I have a list of keywords (sometimes with non-alphanumeric characters) that I’d like to find in a list of files. I can do that with the code below, but I want to avoid matching keywords if they are found inside another word, e.g.:
Keywords.csv:
Keywords
Lo.rem
<-- Match if not prefixed by nor suffixed with a letter
is
<-- Same
simply)
<-- Match if not prefixed by a letter
printing.
<-- Same
(text
<-- Match if not suffixed with a letter
-and
<-- Same
Files.csv:
Files
C:\AFolder\aFile.txt
C:\AFolder\AnotherFolder\anotherFile.txt
C:\AFolder\anotherFile2.txt
What I have tried:
Here's my code so far if useful:
$keywords = (((Import-Csv "C:\Keywords.csv" | Where Keywords).Keywords)-replace '[[+*?()\\.]','\$&')

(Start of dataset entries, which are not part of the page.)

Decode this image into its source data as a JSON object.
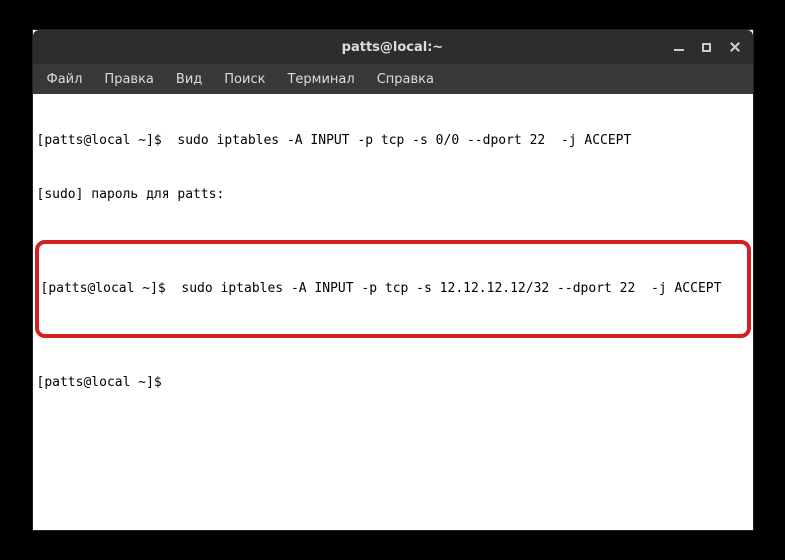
{
  "titlebar": {
    "title": "patts@local:~"
  },
  "menubar": {
    "items": [
      {
        "label": "Файл"
      },
      {
        "label": "Правка"
      },
      {
        "label": "Вид"
      },
      {
        "label": "Поиск"
      },
      {
        "label": "Терминал"
      },
      {
        "label": "Справка"
      }
    ]
  },
  "terminal": {
    "lines": [
      "[patts@local ~]$  sudo iptables -A INPUT -p tcp -s 0/0 --dport 22  -j ACCEPT",
      "[sudo] пароль для patts:"
    ],
    "highlighted": "[patts@local ~]$  sudo iptables -A INPUT -p tcp -s 12.12.12.12/32 --dport 22  -j ACCEPT",
    "after": [
      "[patts@local ~]$"
    ]
  }
}
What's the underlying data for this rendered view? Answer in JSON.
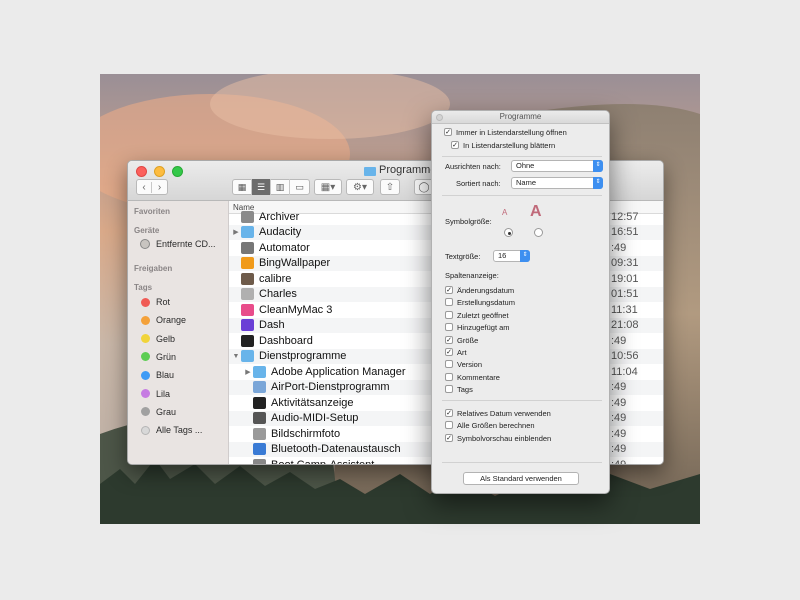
{
  "finder": {
    "title": "Programme",
    "column_name": "Name",
    "sidebar": {
      "favorites_header": "Favoriten",
      "devices_header": "Geräte",
      "devices": [
        "Entfernte CD..."
      ],
      "shared_header": "Freigaben",
      "tags_header": "Tags",
      "tags": [
        {
          "label": "Rot",
          "color": "#f05b55"
        },
        {
          "label": "Orange",
          "color": "#f4a13a"
        },
        {
          "label": "Gelb",
          "color": "#f1d43a"
        },
        {
          "label": "Grün",
          "color": "#5dcd53"
        },
        {
          "label": "Blau",
          "color": "#3e9bf5"
        },
        {
          "label": "Lila",
          "color": "#c67ce2"
        },
        {
          "label": "Grau",
          "color": "#a1a1a1"
        },
        {
          "label": "Alle Tags ...",
          "color": "#d8d8d8"
        }
      ]
    },
    "files": [
      {
        "name": "Archiver",
        "date": "12:57",
        "icon": "archiver-icon",
        "color": "#8a8a8a",
        "disclosure": "",
        "indent": 0
      },
      {
        "name": "Audacity",
        "date": "16:51",
        "icon": "folder-icon",
        "color": "#68b4ea",
        "disclosure": "▶",
        "indent": 0
      },
      {
        "name": "Automator",
        "date": ":49",
        "icon": "automator-icon",
        "color": "#777777",
        "disclosure": "",
        "indent": 0
      },
      {
        "name": "BingWallpaper",
        "date": "09:31",
        "icon": "bing-icon",
        "color": "#f09a1a",
        "disclosure": "",
        "indent": 0
      },
      {
        "name": "calibre",
        "date": "19:01",
        "icon": "calibre-icon",
        "color": "#6e5b4a",
        "disclosure": "",
        "indent": 0
      },
      {
        "name": "Charles",
        "date": "01:51",
        "icon": "charles-icon",
        "color": "#b0b0b0",
        "disclosure": "",
        "indent": 0
      },
      {
        "name": "CleanMyMac 3",
        "date": "11:31",
        "icon": "cleanmymac-icon",
        "color": "#e84c8a",
        "disclosure": "",
        "indent": 0
      },
      {
        "name": "Dash",
        "date": "21:08",
        "icon": "dash-icon",
        "color": "#6a3fd6",
        "disclosure": "",
        "indent": 0
      },
      {
        "name": "Dashboard",
        "date": ":49",
        "icon": "dashboard-icon",
        "color": "#222222",
        "disclosure": "",
        "indent": 0
      },
      {
        "name": "Dienstprogramme",
        "date": "10:56",
        "icon": "folder-icon",
        "color": "#68b4ea",
        "disclosure": "▼",
        "indent": 0
      },
      {
        "name": "Adobe Application Manager",
        "date": "11:04",
        "icon": "folder-icon",
        "color": "#68b4ea",
        "disclosure": "▶",
        "indent": 1
      },
      {
        "name": "AirPort-Dienstprogramm",
        "date": ":49",
        "icon": "airport-icon",
        "color": "#7aa6d8",
        "disclosure": "",
        "indent": 1
      },
      {
        "name": "Aktivitätsanzeige",
        "date": ":49",
        "icon": "activity-monitor-icon",
        "color": "#222222",
        "disclosure": "",
        "indent": 1
      },
      {
        "name": "Audio-MIDI-Setup",
        "date": ":49",
        "icon": "midi-icon",
        "color": "#555555",
        "disclosure": "",
        "indent": 1
      },
      {
        "name": "Bildschirmfoto",
        "date": ":49",
        "icon": "screenshot-icon",
        "color": "#9a9a9a",
        "disclosure": "",
        "indent": 1
      },
      {
        "name": "Bluetooth-Datenaustausch",
        "date": ":49",
        "icon": "bluetooth-icon",
        "color": "#3a7bd5",
        "disclosure": "",
        "indent": 1
      },
      {
        "name": "Boot Camp-Assistent",
        "date": ":49",
        "icon": "bootcamp-icon",
        "color": "#888888",
        "disclosure": "",
        "indent": 1
      }
    ]
  },
  "panel": {
    "title": "Programme",
    "always_list": "Immer in Listendarstellung öffnen",
    "browse_list": "In Listendarstellung blättern",
    "align_label": "Ausrichten nach:",
    "align_value": "Ohne",
    "sort_label": "Sortiert nach:",
    "sort_value": "Name",
    "icon_size_label": "Symbolgröße:",
    "text_size_label": "Textgröße:",
    "text_size_value": "16",
    "columns_label": "Spaltenanzeige:",
    "columns": [
      {
        "label": "Änderungsdatum",
        "checked": true
      },
      {
        "label": "Erstellungsdatum",
        "checked": false
      },
      {
        "label": "Zuletzt geöffnet",
        "checked": false
      },
      {
        "label": "Hinzugefügt am",
        "checked": false
      },
      {
        "label": "Größe",
        "checked": true
      },
      {
        "label": "Art",
        "checked": true
      },
      {
        "label": "Version",
        "checked": false
      },
      {
        "label": "Kommentare",
        "checked": false
      },
      {
        "label": "Tags",
        "checked": false
      }
    ],
    "extras": [
      {
        "label": "Relatives Datum verwenden",
        "checked": true
      },
      {
        "label": "Alle Größen berechnen",
        "checked": false
      },
      {
        "label": "Symbolvorschau einblenden",
        "checked": true
      }
    ],
    "default_button": "Als Standard verwenden"
  }
}
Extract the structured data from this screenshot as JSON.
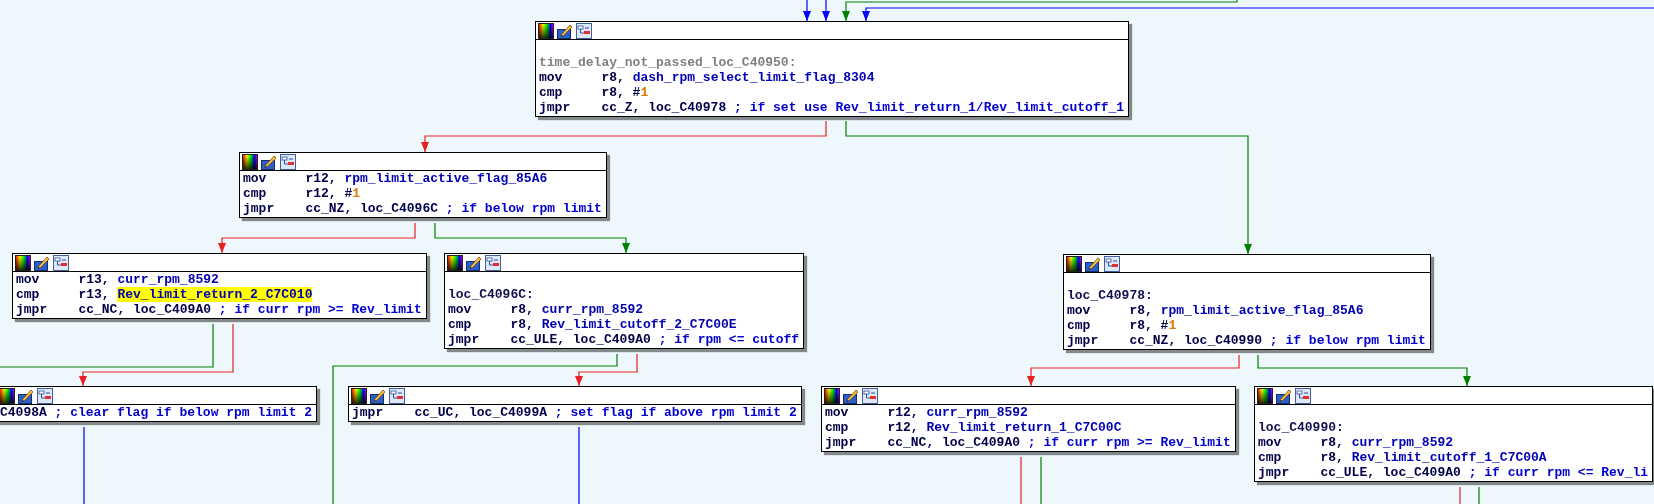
{
  "nodes": [
    {
      "lines": [
        {
          "kind": "label",
          "dim": true,
          "text": "time_delay_not_passed_loc_C40950:"
        },
        {
          "kind": "code",
          "mnemonic": "mov",
          "segments": [
            {
              "kind": "plain",
              "t": "r8, "
            },
            {
              "kind": "name",
              "t": "dash_rpm_select_limit_flag_8304"
            }
          ]
        },
        {
          "kind": "code",
          "mnemonic": "cmp",
          "segments": [
            {
              "kind": "plain",
              "t": "r8, #"
            },
            {
              "kind": "num",
              "t": "1"
            }
          ]
        },
        {
          "kind": "code",
          "mnemonic": "jmpr",
          "segments": [
            {
              "kind": "plain",
              "t": "cc_Z, loc_C40978 "
            },
            {
              "kind": "comment",
              "t": "; if set use Rev_limit_return_1/Rev_limit_cutoff_1"
            }
          ]
        }
      ]
    },
    {
      "lines": [
        {
          "kind": "code",
          "mnemonic": "mov",
          "segments": [
            {
              "kind": "plain",
              "t": "r12, "
            },
            {
              "kind": "name",
              "t": "rpm_limit_active_flag_85A6"
            }
          ]
        },
        {
          "kind": "code",
          "mnemonic": "cmp",
          "segments": [
            {
              "kind": "plain",
              "t": "r12, #"
            },
            {
              "kind": "num",
              "t": "1"
            }
          ]
        },
        {
          "kind": "code",
          "mnemonic": "jmpr",
          "segments": [
            {
              "kind": "plain",
              "t": "cc_NZ, loc_C4096C "
            },
            {
              "kind": "comment",
              "t": "; if below rpm limit"
            }
          ]
        }
      ]
    },
    {
      "lines": [
        {
          "kind": "code",
          "mnemonic": "mov",
          "segments": [
            {
              "kind": "plain",
              "t": "r13, "
            },
            {
              "kind": "name",
              "t": "curr_rpm_8592"
            }
          ]
        },
        {
          "kind": "code",
          "mnemonic": "cmp",
          "segments": [
            {
              "kind": "plain",
              "t": "r13, "
            },
            {
              "kind": "name",
              "t": "Rev_limit_return_2_C7C010",
              "highlighted": true
            }
          ]
        },
        {
          "kind": "code",
          "mnemonic": "jmpr",
          "segments": [
            {
              "kind": "plain",
              "t": "cc_NC, loc_C409A0 "
            },
            {
              "kind": "comment",
              "t": "; if curr rpm >= Rev_limit"
            }
          ]
        }
      ]
    },
    {
      "lines": [
        {
          "kind": "label",
          "dim": false,
          "text": "loc_C4096C:"
        },
        {
          "kind": "code",
          "mnemonic": "mov",
          "segments": [
            {
              "kind": "plain",
              "t": "r8, "
            },
            {
              "kind": "name",
              "t": "curr_rpm_8592"
            }
          ]
        },
        {
          "kind": "code",
          "mnemonic": "cmp",
          "segments": [
            {
              "kind": "plain",
              "t": "r8, "
            },
            {
              "kind": "name",
              "t": "Rev_limit_cutoff_2_C7C00E"
            }
          ]
        },
        {
          "kind": "code",
          "mnemonic": "jmpr",
          "segments": [
            {
              "kind": "plain",
              "t": "cc_ULE, loc_C409A0 "
            },
            {
              "kind": "comment",
              "t": "; if rpm <= cutoff"
            }
          ]
        }
      ]
    },
    {
      "lines": [
        {
          "kind": "fragment",
          "segments": [
            {
              "kind": "plain",
              "t": "C4098A "
            },
            {
              "kind": "comment",
              "t": "; clear flag if below rpm limit 2"
            }
          ]
        }
      ]
    },
    {
      "lines": [
        {
          "kind": "code",
          "mnemonic": "jmpr",
          "segments": [
            {
              "kind": "plain",
              "t": "cc_UC, loc_C4099A "
            },
            {
              "kind": "comment",
              "t": "; set flag if above rpm limit 2"
            }
          ]
        }
      ]
    },
    {
      "lines": [
        {
          "kind": "code",
          "mnemonic": "mov",
          "segments": [
            {
              "kind": "plain",
              "t": "r12, "
            },
            {
              "kind": "name",
              "t": "curr_rpm_8592"
            }
          ]
        },
        {
          "kind": "code",
          "mnemonic": "cmp",
          "segments": [
            {
              "kind": "plain",
              "t": "r12, "
            },
            {
              "kind": "name",
              "t": "Rev_limit_return_1_C7C00C"
            }
          ]
        },
        {
          "kind": "code",
          "mnemonic": "jmpr",
          "segments": [
            {
              "kind": "plain",
              "t": "cc_NC, loc_C409A0 "
            },
            {
              "kind": "comment",
              "t": "; if curr rpm >= Rev_limit"
            }
          ]
        }
      ]
    },
    {
      "lines": [
        {
          "kind": "label",
          "dim": false,
          "text": "loc_C40978:"
        },
        {
          "kind": "code",
          "mnemonic": "mov",
          "segments": [
            {
              "kind": "plain",
              "t": "r8, "
            },
            {
              "kind": "name",
              "t": "rpm_limit_active_flag_85A6"
            }
          ]
        },
        {
          "kind": "code",
          "mnemonic": "cmp",
          "segments": [
            {
              "kind": "plain",
              "t": "r8, #"
            },
            {
              "kind": "num",
              "t": "1"
            }
          ]
        },
        {
          "kind": "code",
          "mnemonic": "jmpr",
          "segments": [
            {
              "kind": "plain",
              "t": "cc_NZ, loc_C40990 "
            },
            {
              "kind": "comment",
              "t": "; if below rpm limit"
            }
          ]
        }
      ]
    },
    {
      "lines": [
        {
          "kind": "label",
          "dim": false,
          "text": "loc_C40990:"
        },
        {
          "kind": "code",
          "mnemonic": "mov",
          "segments": [
            {
              "kind": "plain",
              "t": "r8, "
            },
            {
              "kind": "name",
              "t": "curr_rpm_8592"
            }
          ]
        },
        {
          "kind": "code",
          "mnemonic": "cmp",
          "segments": [
            {
              "kind": "plain",
              "t": "r8, "
            },
            {
              "kind": "name",
              "t": "Rev_limit_cutoff_1_C7C00A"
            }
          ]
        },
        {
          "kind": "code",
          "mnemonic": "jmpr",
          "segments": [
            {
              "kind": "plain",
              "t": "cc_ULE, loc_C409A0 "
            },
            {
              "kind": "comment",
              "t": "; if curr rpm <= Rev_li"
            }
          ]
        }
      ]
    }
  ],
  "edges": [
    {
      "kind": "unconditional"
    },
    {
      "kind": "unconditional"
    },
    {
      "kind": "true"
    },
    {
      "kind": "unconditional"
    },
    {
      "kind": "false"
    },
    {
      "kind": "true"
    },
    {
      "kind": "false"
    },
    {
      "kind": "true"
    },
    {
      "kind": "true"
    },
    {
      "kind": "false"
    },
    {
      "kind": "false"
    },
    {
      "kind": "true"
    },
    {
      "kind": "unconditional"
    },
    {
      "kind": "unconditional"
    },
    {
      "kind": "false"
    },
    {
      "kind": "true"
    },
    {
      "kind": "false"
    },
    {
      "kind": "true"
    },
    {
      "kind": "false"
    },
    {
      "kind": "true"
    }
  ]
}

$paths = ((Import-Csv "C:\Files.csv" | Where Files).Files)
$count = 0
ForEach ($path in $paths) {
$file = [System.IO.FileInfo]$path
Add-Content -Path "C:\Matches\$($count)__$($file.BaseName)_Matches.txt" -Value $file.FullName
$hash = @{}
Get-Content $file |
Select-String -Pattern $keywords -AllMatches |
Foreach {$_.Matches.Value} |
%{if($hash.$_ -eq $null) { $_ }; $hash.$_ = 1} |
Out-File -FilePath "C:\Matches\$($count)__$($file.BaseName)_Matches.txt" -Append -Encoding UTF8
$count = $count +1
}
I’ve tried playing with regex negative lookahead/lookbehind but did not get anywhere, especially since I’m a beginner in PowerShell, e.g.:
Select-String -Pattern "(?<![A-Za-z])$($keywords)(?![A-Za-z])" -AllMatches
Any suggestions? Much appreciated